R 在 2 个列表中的匹配元素上迭代一个函数

Question

So I'm trying to perform Kmeans clustering on each element(dataframe) in a list, from the outputs of the kmeans clustering, I took the "centers" that matches each data frame and bind all the centers into another list.

Next, what I want to do is to use the function get.knnx(), so I can use each centers generated by kmeans clustering and with that going back to the original data frame to sample 500 data points that are the closest to the centre, to achieve a good subsampling of the data. (The reason I did not use the kmeans cluster membership assigned is because the data to perform the kmeans is just a subsampling of the original dataset for training)

Each dataframe has the same structure: many rows of samples and 107 columns of variables, but the 1st and 2nd columns are just data labels such as the actual drug treatment.

Here is the link towards 2 sample data https://drive.google.com/drive/folders/1B8JQY94Z-BHTZEKlV4dvUDocmiyppBDa?usp=sharing

library(tidyverse)
library(purr)
#take data into list
mylist <- list(df1,df2,df3...)

#perform Kmeans cluster
#scale datainput and drop the data label column
Kmeans.list <- map(.x = mylist,
               .f = ~kmeans(scale(.x[,-c(1:2)]),
                            centers =15,
                            nstart=50,
                            iter.max = 100)) %>% 
                purrr::set_names(c("df1", "df2"))

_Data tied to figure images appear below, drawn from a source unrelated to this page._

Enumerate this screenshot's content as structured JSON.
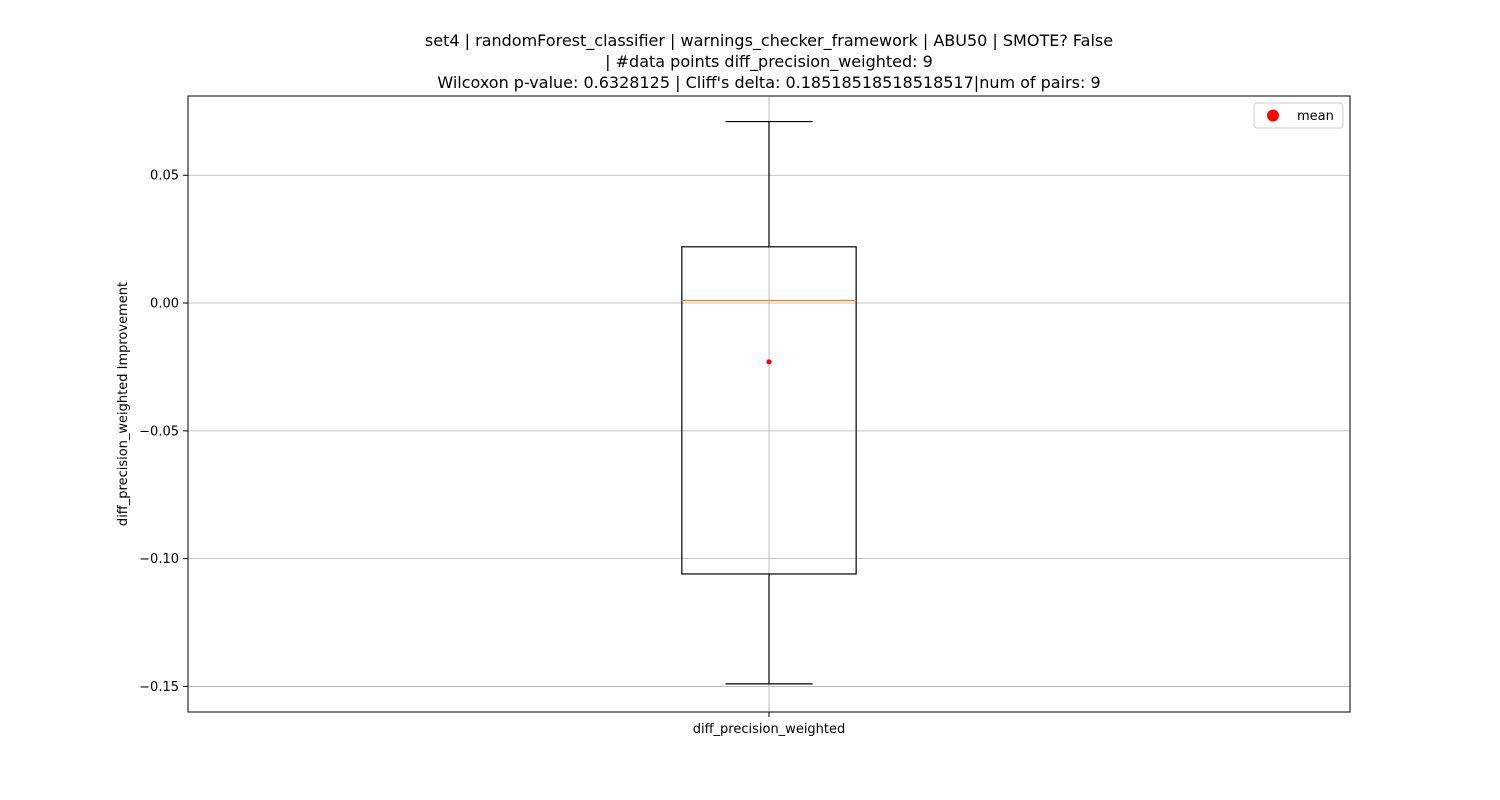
{
  "chart_data": {
    "type": "box",
    "title_lines": [
      "set4 | randomForest_classifier | warnings_checker_framework | ABU50 | SMOTE? False",
      "| #data points diff_precision_weighted: 9",
      "Wilcoxon p-value: 0.6328125 | Cliff's delta: 0.18518518518518517|num of pairs: 9"
    ],
    "xlabel": "",
    "ylabel": "diff_precision_weighted Improvement",
    "categories": [
      "diff_precision_weighted"
    ],
    "ylim": [
      -0.16,
      0.081
    ],
    "yticks": [
      -0.15,
      -0.1,
      -0.05,
      0.0,
      0.05
    ],
    "ytick_labels": [
      "−0.15",
      "−0.10",
      "−0.05",
      "0.00",
      "0.05"
    ],
    "grid": true,
    "legend": {
      "position": "top-right",
      "entries": [
        {
          "label": "mean",
          "color": "#ff0000",
          "marker": "circle"
        }
      ]
    },
    "boxes": [
      {
        "category": "diff_precision_weighted",
        "whisker_low": -0.149,
        "q1": -0.106,
        "median": 0.001,
        "q3": 0.022,
        "whisker_high": 0.071,
        "mean": -0.023
      }
    ],
    "colors": {
      "box": "#000000",
      "median": "#ff7f0e",
      "mean": "#ff0000",
      "grid": "#b0b0b0"
    }
  }
}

#Isolate the Centers info to another list
 Kmeans_centers <- map(Kmeans.list, ~.x$centers)

#trying to use map2
y <- map2(.x = mylist,.y=Kmeans_centers,
     .f=~get.knnx(scale(.x[,-c(1:2)],.y, 500)))

Thanks to the help from legends on Stackoverflow, I was manage to make the kmeans work and get the centers list. Now I want to use the same logic to use map2()

Now the error I get from map2 is "Error in scale.default(.x[, -c(1:2)], .y, 500) : length of 'center' must equal the number of columns of 'x'"

However, both lists have 7 elements, I don't know quite what went wrong.

Additional question is regarding the ~ in the .f= argument. I read it that if I have a function input, I don't need to add ~, however, in this case if I remove ~, error says x not found. So why ~ is needed here, and shall I always put ~ in front of the function I put in map() argument?

Answer 1

You should apply scale function only to the dataframe.

library(purrr)
library(FNN)

map2(.x = mylist,.y=Kmeans_centers, .f=~get.knnx(scale(.x[,-c(1:2)]),.y, 500))

~ is a formula based syntax to apply the function where the first argument is referred as .x and the second one as .y . It is an alternative to using an anonymous function which can be written as

map2(.x = mylist,.y=Kmeans_centers, function(a, b) get.knnx(scale(a[,-c(1:2)]),b, 500))